En 2026, les salaires des travailleurs suisses devraient connaître une augmentation moyenne de 1,3 %. Une telle évolution survient dans un contexte économique international incertain, marqué par des tensions douanières, notamment avec les États-Unis.
La hausse est un signe positif pour l’économie suisse, mais les différences sectorielles révèlent des disparités importantes. Certaines industries, comme la construction, bénéficieront de hausses significatives, tandis que d’autres secteurs pourraient voir des améliorations plus modestes, voire stagnantes.

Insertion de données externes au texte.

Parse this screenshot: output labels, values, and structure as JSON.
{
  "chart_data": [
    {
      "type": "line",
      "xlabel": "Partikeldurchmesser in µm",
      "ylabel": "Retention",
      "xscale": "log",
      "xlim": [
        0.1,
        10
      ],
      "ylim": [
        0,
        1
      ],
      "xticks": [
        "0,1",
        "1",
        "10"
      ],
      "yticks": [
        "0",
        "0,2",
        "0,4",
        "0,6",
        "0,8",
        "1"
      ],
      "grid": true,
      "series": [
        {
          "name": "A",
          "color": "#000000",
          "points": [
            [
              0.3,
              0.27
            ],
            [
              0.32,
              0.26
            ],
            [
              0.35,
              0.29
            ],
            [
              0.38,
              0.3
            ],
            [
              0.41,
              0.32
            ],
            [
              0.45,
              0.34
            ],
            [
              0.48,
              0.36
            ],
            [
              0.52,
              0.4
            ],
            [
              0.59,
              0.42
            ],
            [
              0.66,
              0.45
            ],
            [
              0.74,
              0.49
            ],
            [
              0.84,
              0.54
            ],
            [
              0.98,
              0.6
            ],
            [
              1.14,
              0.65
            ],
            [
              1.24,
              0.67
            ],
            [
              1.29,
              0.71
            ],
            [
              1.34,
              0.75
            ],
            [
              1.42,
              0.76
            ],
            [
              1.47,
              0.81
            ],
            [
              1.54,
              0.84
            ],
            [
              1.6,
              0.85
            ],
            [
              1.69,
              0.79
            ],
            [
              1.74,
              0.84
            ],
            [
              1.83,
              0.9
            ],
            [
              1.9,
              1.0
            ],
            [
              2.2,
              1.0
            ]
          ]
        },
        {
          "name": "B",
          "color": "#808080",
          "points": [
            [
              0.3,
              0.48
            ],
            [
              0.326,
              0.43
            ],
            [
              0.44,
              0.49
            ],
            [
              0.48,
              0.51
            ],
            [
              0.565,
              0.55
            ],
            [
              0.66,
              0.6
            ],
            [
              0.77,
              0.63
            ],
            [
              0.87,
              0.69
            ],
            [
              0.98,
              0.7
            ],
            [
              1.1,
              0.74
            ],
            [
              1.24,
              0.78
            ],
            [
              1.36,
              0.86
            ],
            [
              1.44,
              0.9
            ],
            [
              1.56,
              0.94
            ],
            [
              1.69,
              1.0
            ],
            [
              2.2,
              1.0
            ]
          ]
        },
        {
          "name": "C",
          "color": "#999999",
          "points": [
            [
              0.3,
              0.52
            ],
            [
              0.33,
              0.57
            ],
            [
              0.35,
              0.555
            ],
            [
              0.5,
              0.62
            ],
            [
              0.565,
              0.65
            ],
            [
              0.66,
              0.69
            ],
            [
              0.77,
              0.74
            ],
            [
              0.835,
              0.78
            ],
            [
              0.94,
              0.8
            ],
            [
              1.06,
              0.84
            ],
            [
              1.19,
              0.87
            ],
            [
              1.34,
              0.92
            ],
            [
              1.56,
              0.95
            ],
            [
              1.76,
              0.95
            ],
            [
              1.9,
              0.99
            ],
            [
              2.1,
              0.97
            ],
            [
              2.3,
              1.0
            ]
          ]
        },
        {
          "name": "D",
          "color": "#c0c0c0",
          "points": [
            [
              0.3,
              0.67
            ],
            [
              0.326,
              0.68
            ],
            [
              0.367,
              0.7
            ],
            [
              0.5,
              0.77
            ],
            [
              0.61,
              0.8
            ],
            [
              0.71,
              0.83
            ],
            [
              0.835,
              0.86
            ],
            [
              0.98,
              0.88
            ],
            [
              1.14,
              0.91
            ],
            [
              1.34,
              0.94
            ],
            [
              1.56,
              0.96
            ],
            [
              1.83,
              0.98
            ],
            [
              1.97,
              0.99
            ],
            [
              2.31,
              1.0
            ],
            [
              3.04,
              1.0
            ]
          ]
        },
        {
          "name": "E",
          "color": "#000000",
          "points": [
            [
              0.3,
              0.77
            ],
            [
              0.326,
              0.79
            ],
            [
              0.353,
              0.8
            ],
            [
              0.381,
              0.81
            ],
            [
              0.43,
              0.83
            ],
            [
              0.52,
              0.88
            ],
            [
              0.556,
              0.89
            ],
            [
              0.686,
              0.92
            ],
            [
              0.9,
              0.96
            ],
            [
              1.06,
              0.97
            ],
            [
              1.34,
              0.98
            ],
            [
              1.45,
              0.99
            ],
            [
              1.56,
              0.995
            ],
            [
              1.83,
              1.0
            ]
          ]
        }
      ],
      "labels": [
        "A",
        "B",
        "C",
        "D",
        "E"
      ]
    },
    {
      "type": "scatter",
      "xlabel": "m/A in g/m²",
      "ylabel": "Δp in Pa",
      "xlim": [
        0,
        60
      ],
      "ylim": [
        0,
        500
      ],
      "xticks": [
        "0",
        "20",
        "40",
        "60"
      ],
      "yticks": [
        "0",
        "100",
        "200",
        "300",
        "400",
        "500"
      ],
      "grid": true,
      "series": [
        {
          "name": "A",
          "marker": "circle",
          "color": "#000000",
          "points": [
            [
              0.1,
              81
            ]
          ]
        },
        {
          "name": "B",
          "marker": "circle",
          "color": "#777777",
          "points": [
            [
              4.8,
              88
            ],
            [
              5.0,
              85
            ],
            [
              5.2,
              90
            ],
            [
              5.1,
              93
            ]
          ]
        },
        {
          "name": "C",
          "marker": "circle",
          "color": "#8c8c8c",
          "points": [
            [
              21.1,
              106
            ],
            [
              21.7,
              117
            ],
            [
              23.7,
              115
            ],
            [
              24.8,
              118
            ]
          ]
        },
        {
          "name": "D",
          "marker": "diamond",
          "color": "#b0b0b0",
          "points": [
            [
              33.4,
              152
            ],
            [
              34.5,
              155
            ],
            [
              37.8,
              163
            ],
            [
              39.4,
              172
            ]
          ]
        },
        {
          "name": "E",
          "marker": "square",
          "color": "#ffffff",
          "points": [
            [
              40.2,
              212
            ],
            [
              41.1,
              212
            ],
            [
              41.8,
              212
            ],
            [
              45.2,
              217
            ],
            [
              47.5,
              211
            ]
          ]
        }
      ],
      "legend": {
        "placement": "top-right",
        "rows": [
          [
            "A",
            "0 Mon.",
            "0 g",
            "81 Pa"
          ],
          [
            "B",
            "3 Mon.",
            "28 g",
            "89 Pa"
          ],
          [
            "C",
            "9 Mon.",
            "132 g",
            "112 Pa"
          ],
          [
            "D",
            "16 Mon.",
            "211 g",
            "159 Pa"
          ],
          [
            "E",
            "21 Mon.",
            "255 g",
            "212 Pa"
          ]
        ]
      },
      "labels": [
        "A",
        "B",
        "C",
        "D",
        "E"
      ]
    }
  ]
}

Un secteur de la construction particulièrement privilégié
Le secteur de la construction sera sans doute le grand gagnant de cette augmentation salariale, selon la nouvelle enquête salariale menée par le Centre de recherches conjoncturelles (KOF) de l’EPFZ, écrit la NZZ am Sonntag. En effet, les prévisions montrent une hausse des salaires de 1,7 %, largement au-dessus de la moyenne nationale. Plusieurs facteurs expliquent cette tendance. La pénurie persistante de main-d’œuvre qualifiée, notamment dans les métiers spécialisés, pousse les employeurs à offrir des salaires plus attractifs afin de recruter et fidéliser les talents. Par ailleurs, la forte demande de projets dans le secteur immobilier, tant dans la rénovation que dans les nouvelles constructions, soutient cette tendance.
Cette dynamique salariale dans le secteur de la construction s’accompagne également de l’intervention des syndicats qui ont fait pression pour garantir des augmentations significatives. La négociation collective semble avoir porté ses fruits, permettant d’améliorer non seulement les salaires, mais aussi les conditions de travail, renforçant ainsi la stabilité de ce secteur clé de l’économie suisse.
Des prévisions contrastées selon les secteurs
Bien que la hausse générale des salaires atteigne en moyenne 1,3 %, des disparités apparaissent selon les secteurs. Ainsi, des domaines comme la pharmacie, l’hôtellerie et les banques devraient enregistrer des augmentations supérieures à la moyenne, de l’ordre de 1,5 %. Ce phénomène reflète la stabilité et la croissance continue de ces secteurs, qui bénéficient d’une demande forte, tant en Suisse qu’à l’international.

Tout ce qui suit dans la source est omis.